Cases of children in conflict with the law continued to be addressed inappropriately due to the absence of a functional juvenile justice system.

Resettlement and land disputes

A large number of internally displaced people and refugees were in need of adequate resettlement. Between 2004 and late 2010, more than 168,000 Liberians returned home out of a total registered refugee population of 233,264. Unofficial returns were uncounted. The arrival of close to 30,000 Ivorian refugees in Liberia created a crisis, putting added pressure on strained and impoverished communities. Ivorian and other refugees in Liberia were often in desperate straits, with little access to food, water, shelter, jobs, education, or much-needed medical care.

Many former Liberian refugees who returned home faced destitution, with scarce job opportunities, lack of access to land, shelter and water in addition to lack of basic services, such as health care and education. Some returned refugees became internally displaced because their property had been appropriated by others. Violent land disputes often arose between returning land owners who fled the war and internally displaced people who took over their land; these conflicts were often exacerbated by unclear land titles and the lack of government action to address the problem. Land disputes heightened ethnic tensions between the Krahn and the Sarpo, between the Krahn and the Gio, between the Mandingo and Gio/Mano, and between the Kissi and the Gbandi.

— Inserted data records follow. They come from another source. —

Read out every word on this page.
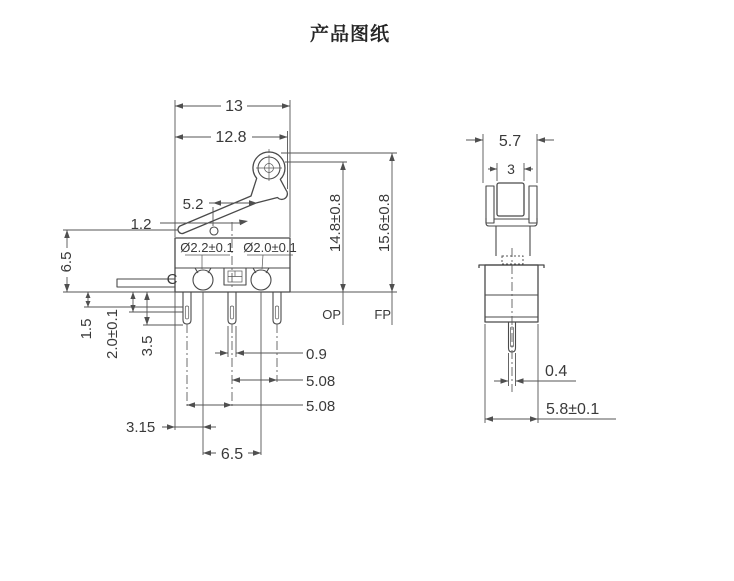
产品图纸
13
12.8
5.2
1.2
6.5
1.5 2.0±0.1 3.5
Ø2.2±0.1 Ø2.0±0.1
C
14.8±0.8
OP
15.6±0.8
FP
0.9
5.08
5.08
3.15
6.5
5.7
3
0.4
5.8±0.1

Inter-ethnic and religious violence

Despite frequent interaction between the Christian majority and the Muslim minority, some tensions existed, occasionally leading to killings, burning, looting, and damaging of Catholic and Muslim religious edifices by rival ethnic and religious groups. One particularly serious instance of mass inter-ethnic, religious violence occurred in Voinjama and Konia, in Lofa County in February.